After arriving at Harvard Law in 2006, Pollak moved right. The new Congress under House Speaker Nancy Pelosi, he says, had no agenda other than bashing Bush. And while Pollak claims to carry no brief for Bush, he admired the former president’s "tireless" efforts in the HIV/AIDS battle in Africa. Pollak concedes to Obama the ability to articulate both sides of an argument, "but [Obama] always comes down on the wrong side, … unwilling to take leadership, even when he knows the right direction." (Pollak volunteered for John McCain in 2008.)

Having secured the GOP nomination after running unopposed in the February primary, Pollak now boasts that an endorsement from Alan Dershowitz, the Harvard professor and Obama supporter, is in the bag. A formal nod will come later this spring, he promises, when Dershowitz, for whom Pollak worked as a research assistant, travels to Chicago for a press conference. (Dershowitz had not responded by post time to attempts to confirm the endorsement.)

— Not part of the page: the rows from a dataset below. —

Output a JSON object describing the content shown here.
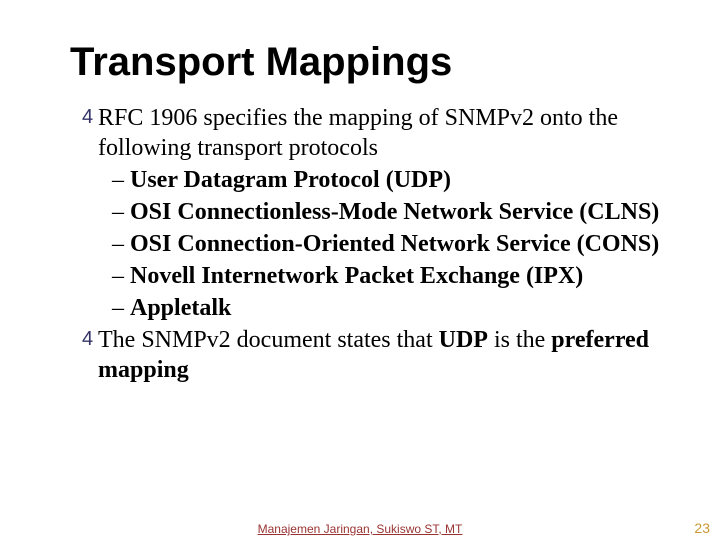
{
  "title": "Transport Mappings",
  "bullets": [
    {
      "text": "RFC 1906 specifies the mapping of SNMPv2 onto the following transport protocols",
      "subs": [
        "User Datagram Protocol (UDP)",
        "OSI Connectionless-Mode Network Service (CLNS)",
        "OSI Connection-Oriented Network Service (CONS)",
        "Novell Internetwork Packet Exchange (IPX)",
        "Appletalk"
      ]
    },
    {
      "text_parts": [
        "The SNMPv2 document states that ",
        "UDP",
        " is the ",
        "preferred mapping"
      ],
      "bold_indices": [
        1,
        3
      ],
      "subs": []
    }
  ],
  "footer": "Manajemen Jaringan, Sukiswo ST, MT",
  "page_number": "23",
  "colors": {
    "bullet_marker": "#333366",
    "footer": "#993333",
    "page_number": "#cc9933"
  },
  "bullet_glyph": "4",
  "sub_glyph": "–"
}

Pollak is also getting support from local Tea Partiers, to whom he provided legal advice on stopping the transfer of prisoners from Guantanamo Bay to a state prison here.

Rep. Schakowsky refused an interview, but relayed the statement: "Tea Party-endorsed candidates don’t share the values of the 9th Congressional District."

Last Thursday, Pollak drove to Grand Rapids, Michigan, to guest on Fox News’ Hannity, which was broadcast from a bookshop. Asked by host Sean Hannity to grade Obama on economics and national security, Pollak gave an "F" in both. Pollak also promised that he would push for the freshman class to sign what Hannity called "a new contract with America."

As for the healthcare bill, Pollak says the law will have to be "repealed" because it is "designed to fail." He and his wife—a South African of mixed race who grew up in Cape Town—have every incentive, he argues, to skip insurance and pay the fine.

While describing himself as "pro-life," Pollak adds, "I’m not running on social issues." Like Dershowitz, Pollak is vitally interested in Israel, and charges that Obama has "never had a serious commitment to protect Israel from the possibility of an Iranian nuclear weapon."

Win or lose, Pollak seems the sort of go-getter to give Democrats hives—alleviated somewhat by the fact that the foreign-born Republican can’t run for President.